İşin başka bir yönü daha var. Dünkü genel uygulamayı ayrı tutarsak, sürekli hale getirilmeye çalışılan boykot hareketi özellikle bazı markalara yöneliyor. Bunun nedeni, bu markaların önemli bir kısmının muhalif toplumsal tabanın tüketim alışkanlıkları üzerinden servet kazanıp bu tabanın demokratik taleplerini umursamamaları, iktidarın hukuksuz baskılarına zımnen onay vermeleri; esasında düzenle kurdukları doğrudan ve dolaylı ilişkilerle büyümeleri.

Örneğin o meşhur kahve zinciri… İsmi de cismi de çok havalı. Peynir helvası satmıyor, “cheesecake” satıyor. Menüsüne Menengiç kahvesi, Osmanlı kahvesi, Dibek kahvesi koymuyor; “americano”, “cortado”, “spiced pumpkin latte” koyuyor. Herkes istediğini satabilir, isteyen de istediğini içebilir tabii, mesele bu değil. Ama bir yandan seküler beyaz yakalı emekçilerin kültürel sermayelerine oynayıp onlardan para kazanacaksınız, diğer yandan günaşırı “yerlilik-millilik” hamaseti yaparak otoriterlikte vites yükseltmek isteyen muhafazakâr bir iktidardan yana duracaksınız. Yeni denklem artık bu çelişkiyi kaldırmıyor.

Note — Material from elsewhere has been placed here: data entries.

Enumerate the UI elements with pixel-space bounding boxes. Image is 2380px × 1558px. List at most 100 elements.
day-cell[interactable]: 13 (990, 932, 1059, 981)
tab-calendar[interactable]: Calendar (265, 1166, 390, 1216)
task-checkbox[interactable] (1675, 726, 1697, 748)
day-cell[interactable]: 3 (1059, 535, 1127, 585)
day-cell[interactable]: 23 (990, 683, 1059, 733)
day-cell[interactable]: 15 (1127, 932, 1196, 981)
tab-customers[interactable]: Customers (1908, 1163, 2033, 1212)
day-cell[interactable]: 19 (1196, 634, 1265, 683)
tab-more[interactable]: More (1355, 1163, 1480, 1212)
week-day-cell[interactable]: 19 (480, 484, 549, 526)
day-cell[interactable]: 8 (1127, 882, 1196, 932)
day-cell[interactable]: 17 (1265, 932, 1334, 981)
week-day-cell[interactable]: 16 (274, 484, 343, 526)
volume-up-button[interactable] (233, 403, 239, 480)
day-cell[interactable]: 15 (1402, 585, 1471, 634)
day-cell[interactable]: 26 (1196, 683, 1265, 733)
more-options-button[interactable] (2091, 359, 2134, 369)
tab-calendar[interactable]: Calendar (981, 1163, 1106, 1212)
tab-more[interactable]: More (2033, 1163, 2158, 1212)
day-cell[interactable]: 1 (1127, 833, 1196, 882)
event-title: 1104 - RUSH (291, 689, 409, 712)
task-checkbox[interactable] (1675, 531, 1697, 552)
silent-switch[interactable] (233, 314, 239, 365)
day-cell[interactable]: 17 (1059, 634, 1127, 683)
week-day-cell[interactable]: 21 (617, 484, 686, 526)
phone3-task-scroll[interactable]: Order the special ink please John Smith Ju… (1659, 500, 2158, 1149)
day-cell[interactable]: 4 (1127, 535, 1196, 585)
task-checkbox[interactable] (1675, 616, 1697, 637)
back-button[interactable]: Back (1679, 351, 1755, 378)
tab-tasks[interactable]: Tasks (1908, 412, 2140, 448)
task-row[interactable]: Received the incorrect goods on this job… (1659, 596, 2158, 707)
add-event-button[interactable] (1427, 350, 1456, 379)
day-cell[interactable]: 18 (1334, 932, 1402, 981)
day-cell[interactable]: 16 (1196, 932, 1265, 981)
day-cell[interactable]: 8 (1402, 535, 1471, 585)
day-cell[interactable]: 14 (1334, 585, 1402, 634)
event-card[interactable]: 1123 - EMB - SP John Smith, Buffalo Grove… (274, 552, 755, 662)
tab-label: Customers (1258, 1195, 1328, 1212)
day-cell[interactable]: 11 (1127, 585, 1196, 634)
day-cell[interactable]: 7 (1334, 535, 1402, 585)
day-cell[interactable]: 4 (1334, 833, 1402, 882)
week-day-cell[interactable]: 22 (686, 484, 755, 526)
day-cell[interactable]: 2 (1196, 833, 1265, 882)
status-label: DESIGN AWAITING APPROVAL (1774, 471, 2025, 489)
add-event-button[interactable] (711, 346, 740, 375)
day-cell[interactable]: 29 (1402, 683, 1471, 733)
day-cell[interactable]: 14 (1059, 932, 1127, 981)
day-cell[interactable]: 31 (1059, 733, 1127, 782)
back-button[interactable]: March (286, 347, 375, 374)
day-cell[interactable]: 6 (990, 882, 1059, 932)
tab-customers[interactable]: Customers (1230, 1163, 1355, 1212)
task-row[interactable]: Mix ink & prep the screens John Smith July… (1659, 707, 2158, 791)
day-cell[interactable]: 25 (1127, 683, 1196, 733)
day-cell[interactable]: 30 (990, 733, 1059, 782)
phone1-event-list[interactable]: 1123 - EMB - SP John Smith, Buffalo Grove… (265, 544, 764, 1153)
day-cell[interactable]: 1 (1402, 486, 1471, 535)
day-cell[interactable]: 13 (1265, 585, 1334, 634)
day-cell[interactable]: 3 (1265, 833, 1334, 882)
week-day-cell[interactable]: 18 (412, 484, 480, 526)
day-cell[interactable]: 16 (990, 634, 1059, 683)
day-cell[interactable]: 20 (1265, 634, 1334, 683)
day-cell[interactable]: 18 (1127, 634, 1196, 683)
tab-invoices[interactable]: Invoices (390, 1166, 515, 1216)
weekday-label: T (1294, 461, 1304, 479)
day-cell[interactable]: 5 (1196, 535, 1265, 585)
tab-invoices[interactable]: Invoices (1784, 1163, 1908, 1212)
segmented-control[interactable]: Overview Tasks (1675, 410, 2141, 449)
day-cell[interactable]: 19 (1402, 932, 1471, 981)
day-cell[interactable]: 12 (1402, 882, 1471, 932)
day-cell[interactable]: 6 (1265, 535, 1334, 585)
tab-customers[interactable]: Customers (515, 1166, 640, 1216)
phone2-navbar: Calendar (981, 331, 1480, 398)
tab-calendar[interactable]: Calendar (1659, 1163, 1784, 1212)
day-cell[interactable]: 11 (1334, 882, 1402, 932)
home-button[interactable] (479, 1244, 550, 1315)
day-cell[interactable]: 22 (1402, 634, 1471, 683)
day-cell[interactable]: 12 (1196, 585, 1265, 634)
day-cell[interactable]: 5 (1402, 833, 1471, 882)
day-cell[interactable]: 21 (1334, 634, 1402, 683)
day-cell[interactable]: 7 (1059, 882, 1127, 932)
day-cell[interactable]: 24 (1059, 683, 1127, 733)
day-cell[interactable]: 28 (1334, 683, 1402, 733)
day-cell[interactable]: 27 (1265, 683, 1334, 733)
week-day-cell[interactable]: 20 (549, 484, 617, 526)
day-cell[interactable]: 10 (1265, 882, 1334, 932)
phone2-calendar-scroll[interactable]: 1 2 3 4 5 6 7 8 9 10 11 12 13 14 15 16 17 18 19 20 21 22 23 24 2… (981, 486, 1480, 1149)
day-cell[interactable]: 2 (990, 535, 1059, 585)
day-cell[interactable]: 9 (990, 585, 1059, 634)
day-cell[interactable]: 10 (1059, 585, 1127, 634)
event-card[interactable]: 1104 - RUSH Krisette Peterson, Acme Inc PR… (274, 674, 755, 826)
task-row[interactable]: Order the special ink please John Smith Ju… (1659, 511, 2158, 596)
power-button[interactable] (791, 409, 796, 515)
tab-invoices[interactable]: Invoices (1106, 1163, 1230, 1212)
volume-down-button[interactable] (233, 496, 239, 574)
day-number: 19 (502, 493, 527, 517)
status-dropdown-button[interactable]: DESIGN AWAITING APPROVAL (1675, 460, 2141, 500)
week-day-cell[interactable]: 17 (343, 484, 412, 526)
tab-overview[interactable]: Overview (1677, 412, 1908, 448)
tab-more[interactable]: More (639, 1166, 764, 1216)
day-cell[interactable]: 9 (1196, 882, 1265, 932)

Siyasetin gündemi uzun yıllar sonra ilk kez iktidar tarafından domine edilmiyor. Sahneye çıkan toplumsal muhalefet gündemin dizginlerini ele almış durumda. İktidar alışkın olmadığı şekilde, kendi iradesinin dışında şekillenen gündemde pozisyon almaya ve argüman üretmeye çalışıyor. Siyaset profesyonel bir uğraş olmaktan çıkıp toplumsallaştıkça, iktidarın da belirleyicilik kapasitesi azalıyor.

Üretilen argümanlar da oldukça zayıf ve kırılgan. Daha sene başında fahiş fiyatlara karşı boykot çağrısı bizzat Saray’dan gelmişti. Erdoğan, yüksek fiyatlarla ürün satan şirketlere karşı en etkili yöntemin boykot olacağını söylemiş, yurttaşların satın almama özgürlüğüne sahip olduğunu vurgulamıştı. Bugün aynı satın almama özgürlüğünü “vatana ihanet” gibi göstermeye çalışıyorlar. Siyaseten tükenmişliğin, çaresizliğin resmidir bu.

Nasıl ki düzen baskıda seviye atladıysa, muhalefet de direnişte seviye atladı. Bu yeni dönem, bürokrasiden sermayeye iktidar bloku içindeki çatlakları da belirgin hale getirebilir. Önemli olan bu üstünlüğü kaybetmeden, tereddüt ya da duraksamaya düşmeden, direnişe yeni ve yaratıcı kanallar açarak mücadeleyi yükselterek sürdürebilmek.